Countrywide VIP program larger than disclosed: lawmaker
More than 40 employees at mortgage finance giants Fannie Mae and Freddie Mac received special perks on mortgage loans from Countrywide as part of its former CEO's special VIP program, a top Republican U.S. lawmaker said on Tuesday.
The program, known as Friends of Angelo for former CEO Angelo Mozilo, included more Fannie Mae and Freddie Mac employees than previously disclosed, said California Representative Darrell Issa, the top Republican on the House Oversight and Government Reform Committee and a vocal critic of the two enterprises.
Issa wrote to Fannie Mae and Freddie Mac's regulator, the Federal Housing Finance Agency, urging an investigation into the relationship between Countrywide, Fannie and Freddie as well as whether employees of the two firms seized by the government in 2008 may have violated their employee code of conduct.
I am also interested in whether you believe this matter should be referred to the U.S. Department of Justice, Issa wrote to FHFA General Counsel Alfred Pollard.
Issa said 42 employees from Fannie Mae and Freddie Mac received 153 loans from Countrywide from the late 1990s to the early 2000s.
It was already disclosed that former Fannie Mae CEOs Franklin Raines, Jim Johnson and Daniel Mudd received VIP loans. Former Fannie Mae Vice Chair Jamie Gorelick also received a VIP loan.
No new names were disclosed in the latest letter.
In one 2001 e-mail regarding Mudd's loan, a Countrywide employee cautioned another employee to understand the sensitivity of this deal.
We are already taking a loss and it would be horrible to add a service complaint on top and lose any benefit we generate, the employee wrote in the e-mail, provided to Reuters on Tuesday.
Issa said that e-mail showed Countrywide's true intent for giving special deals to top executives at Fannie Mae. At the time, Mudd was COO.
Under the guise of providing sweetheart loans to Fannie and Freddie executives, Countrywide was able to game the system at the expense of the American people and our nation's fiscal solvency, Issa said.
Countrywide was very cognizant, calculating and ultimately effective at furthering their bottom line by co-opting the very people who should have been acting as stewards of the mortgage market and instead swapped their responsibilities for VIP loans, Issa added.

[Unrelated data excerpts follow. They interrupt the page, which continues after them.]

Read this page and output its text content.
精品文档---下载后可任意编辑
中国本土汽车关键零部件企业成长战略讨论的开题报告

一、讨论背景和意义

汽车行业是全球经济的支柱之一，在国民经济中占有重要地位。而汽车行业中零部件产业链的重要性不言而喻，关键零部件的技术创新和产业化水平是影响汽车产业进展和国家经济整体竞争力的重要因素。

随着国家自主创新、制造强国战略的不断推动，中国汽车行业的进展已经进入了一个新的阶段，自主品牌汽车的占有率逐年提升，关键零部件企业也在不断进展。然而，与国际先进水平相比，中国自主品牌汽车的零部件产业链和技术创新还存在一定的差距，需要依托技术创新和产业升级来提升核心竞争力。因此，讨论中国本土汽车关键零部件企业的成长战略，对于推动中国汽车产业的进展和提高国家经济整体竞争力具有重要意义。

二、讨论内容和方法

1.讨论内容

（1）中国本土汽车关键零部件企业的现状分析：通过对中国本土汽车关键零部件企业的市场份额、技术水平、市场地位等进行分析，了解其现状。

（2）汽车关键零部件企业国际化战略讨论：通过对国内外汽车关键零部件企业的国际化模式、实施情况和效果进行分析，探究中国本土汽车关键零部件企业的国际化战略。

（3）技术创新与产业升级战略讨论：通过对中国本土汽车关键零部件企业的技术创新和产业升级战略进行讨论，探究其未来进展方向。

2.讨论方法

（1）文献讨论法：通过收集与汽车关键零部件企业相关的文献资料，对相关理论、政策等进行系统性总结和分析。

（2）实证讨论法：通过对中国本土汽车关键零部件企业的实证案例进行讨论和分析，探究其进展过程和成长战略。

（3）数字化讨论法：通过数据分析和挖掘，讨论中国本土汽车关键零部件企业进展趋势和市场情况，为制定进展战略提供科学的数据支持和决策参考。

In 1999, Countrywide signed a deal to sell billions of dollars of mortgages to Fannie Mae at a discounted rate, Issa wrote in the letter to Pollard.
The government seized Fannie Mae and Freddie Mac in late 2008 as losses from risky loans mounted. The two have thus far received more than $145 billion in taxpayer funds and that number is expected to continue to grow.
A Fannie Mae spokesman did immediately respond to a request for comment.
Freddie Mac spokesman Douglas Duvall said he could not comment on specific employees but we have an employee code of conduct that says employees can't solicit or accept discount prices or more favorable loan terms on the basis of their status as a Freddie Mac employee.
Countrywide Financial Corp was acquired by Bank of America in 2008.